Conflicts of interest in nutrition societies: American Society of Nutrition
Marion Nestle | Food Politics | November 20, 2013
Big Sugar’s Sweet Little Lies
Gary Taubes and Cristen Kearns Couzens | Mother Jones | November 2012
A Big Fat Debate
Kristen Wartman | Civil Eats | March 4, 2011
What’s Cholesterol Got to Do With It?
Gary Taubes | The New York Times | January 27, 2008
New Review Paper by Yours Truly: High-Fat Dairy, Obesity, Metabolic Health and Cardiovascular Disease
Stephan Guyenet | Whole Health Source | July 22, 2012
How to Fatten Hogs for Market [pdf]
Oregon State Agricultural College | 1930
David Epstein has quick and interesting look at research into the possible role of endocrine disrupting chemicals might be playing a role in weight gain both in humans and in animals. Cats and dogs, rats and mice, apes and chimps are all gaining weight in captivity (this is also seen in feral rats with access to people food). The research is credible, but it raises to issues for me.
The first is that it seems a little too convenient that ALL the endocrine disruptors in the environment are only causing our metabolisms to partition energy into fat storage rather than vice versa. In fact some of them are chemicals used for weight gain. I’d have liked to have seen that addressed in the article.
More centrally, I tend to approach the obesity crisis keeping Occam’s Razor in mind. As guideline, Occam’s Razor holds “among competing hypotheses, the hypothesis with the fewest assumptions should be selected.” The first step is to try to limit the number of possible variable instead of multiplying them. Instead of asking what is causing THIS OBESITY EPIDEMIC and then trying to account for all the variables that make this period of time different than the period that preceded it, you should ask what causes OBESITY EPIDEMICS IN GENERAL and the look at what they have in common. Gary Taubes outlines examples in “Why Do We Get Fat”

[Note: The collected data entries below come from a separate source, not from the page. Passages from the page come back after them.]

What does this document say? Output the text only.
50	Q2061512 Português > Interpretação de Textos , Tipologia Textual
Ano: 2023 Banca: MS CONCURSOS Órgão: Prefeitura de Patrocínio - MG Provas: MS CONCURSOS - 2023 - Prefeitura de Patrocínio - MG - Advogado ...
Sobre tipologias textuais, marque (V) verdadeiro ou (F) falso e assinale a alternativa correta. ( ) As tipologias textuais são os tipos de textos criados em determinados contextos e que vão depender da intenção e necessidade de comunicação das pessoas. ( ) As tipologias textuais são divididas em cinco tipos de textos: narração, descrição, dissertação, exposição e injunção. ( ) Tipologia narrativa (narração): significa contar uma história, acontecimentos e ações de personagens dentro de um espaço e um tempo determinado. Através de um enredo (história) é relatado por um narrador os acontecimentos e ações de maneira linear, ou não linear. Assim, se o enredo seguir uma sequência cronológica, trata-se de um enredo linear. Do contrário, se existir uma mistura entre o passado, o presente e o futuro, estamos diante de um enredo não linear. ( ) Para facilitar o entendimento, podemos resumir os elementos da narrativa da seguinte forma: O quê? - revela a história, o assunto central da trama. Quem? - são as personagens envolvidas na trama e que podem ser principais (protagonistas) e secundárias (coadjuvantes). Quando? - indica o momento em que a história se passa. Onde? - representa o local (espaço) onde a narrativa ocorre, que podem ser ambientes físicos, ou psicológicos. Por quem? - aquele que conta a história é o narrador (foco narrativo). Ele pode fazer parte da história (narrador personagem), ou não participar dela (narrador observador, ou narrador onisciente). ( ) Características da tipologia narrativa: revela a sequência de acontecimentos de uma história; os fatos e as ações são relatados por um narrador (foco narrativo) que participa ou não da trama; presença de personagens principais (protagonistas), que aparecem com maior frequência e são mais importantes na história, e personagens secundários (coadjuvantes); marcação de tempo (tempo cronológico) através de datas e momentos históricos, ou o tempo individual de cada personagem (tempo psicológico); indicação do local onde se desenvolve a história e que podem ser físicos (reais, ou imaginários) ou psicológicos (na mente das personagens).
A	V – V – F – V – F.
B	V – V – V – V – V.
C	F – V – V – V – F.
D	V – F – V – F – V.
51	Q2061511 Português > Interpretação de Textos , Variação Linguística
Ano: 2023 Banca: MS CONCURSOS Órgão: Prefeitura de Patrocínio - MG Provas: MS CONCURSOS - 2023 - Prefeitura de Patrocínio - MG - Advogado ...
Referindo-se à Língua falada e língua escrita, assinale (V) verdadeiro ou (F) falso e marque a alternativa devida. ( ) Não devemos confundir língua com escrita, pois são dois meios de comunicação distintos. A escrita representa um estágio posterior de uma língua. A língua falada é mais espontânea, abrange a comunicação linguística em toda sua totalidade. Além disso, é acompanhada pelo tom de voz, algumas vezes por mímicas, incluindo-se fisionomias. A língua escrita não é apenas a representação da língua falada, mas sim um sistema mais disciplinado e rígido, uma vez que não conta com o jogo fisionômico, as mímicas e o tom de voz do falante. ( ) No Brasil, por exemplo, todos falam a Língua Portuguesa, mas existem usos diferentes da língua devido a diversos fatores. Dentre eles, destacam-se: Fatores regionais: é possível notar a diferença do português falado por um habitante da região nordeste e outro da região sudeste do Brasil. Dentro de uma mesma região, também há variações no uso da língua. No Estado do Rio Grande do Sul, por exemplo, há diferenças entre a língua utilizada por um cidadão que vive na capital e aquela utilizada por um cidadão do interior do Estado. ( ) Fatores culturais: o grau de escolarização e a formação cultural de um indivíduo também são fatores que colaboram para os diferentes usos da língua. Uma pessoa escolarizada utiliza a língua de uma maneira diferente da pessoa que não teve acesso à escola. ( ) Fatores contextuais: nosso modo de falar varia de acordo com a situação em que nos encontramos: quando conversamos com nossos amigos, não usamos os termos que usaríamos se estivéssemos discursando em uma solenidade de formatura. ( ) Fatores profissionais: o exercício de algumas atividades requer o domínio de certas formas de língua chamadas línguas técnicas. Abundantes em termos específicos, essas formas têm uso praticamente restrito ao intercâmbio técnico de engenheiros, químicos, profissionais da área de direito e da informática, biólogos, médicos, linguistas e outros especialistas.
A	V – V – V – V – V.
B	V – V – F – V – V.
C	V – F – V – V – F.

1961-63 Trinidad West Indies
A team of nutritionist from the US reports that malnutrition is a serious problem on the island, but so is obesity. Nearly a third of the women older than twenty five are obese. The average caloric intake among these women is estimated a fewer than 2000 calories a day.
Obesity is described as “the main nutritional problem of Chilean adults.” 22% of military personnel and 32 % of white collar workers are obese. Among factory workers, 35% of males and 39% of females are obese.
1964-65 Johannesburg South Africa
Researchers from the South African Institute for Medical Research study urban Bantu “pensioners” older than 60 – “the most indigent of the elderly Bantu,” which means the poorest members of an exceedingly poor population. The women in this population average 165 pounds. 30% of them are “severely overweight.” The average weight of “poor white'” women is also reported to be 165 pounds.
25% of the women and 7% of the men attending medical outpatient clinics in Accra are obese, including half of all women in their 40s. “It may be reasonably concluded that severe obesity is common in women aged 30 to 60,” writes an associate professor at the University of Ghana Medical School, and it is “fairly common knowledge that many market women in the coastal towns of West Africa are fat.”
1970 Lagos Nigeria
5% of men are obese, as are nearly 30% of the women. Of women between 55 and 65, 40% are “grossly obese.”
Cheap refined flours, sugars and oils are sufficient to explain previous obesity epidemics, and I’m don’t see why they are not sufficient to explain this one.
There are some observations in the Epstein article and a longer one by David Berreby in Aeon that can’t be explained the flour, sugar, oil hypothesis. The research around endocrine disruptors is certainly interesting and bears a closer look. I look forward to the EFSA report on BpA later next year. In the meantime, a diet of lots of fruit and vegetables, pulses and whole grains with minimal, minimally processed foods has enough to recommend it without getting overly chemophobic. Obviously, for anyone with an endocrine disorder, a whole different set of criteria are warranted for assessing risk, but for myself, I will continue to believe that the canned tomatoes in my diet are a net plus nutritionally.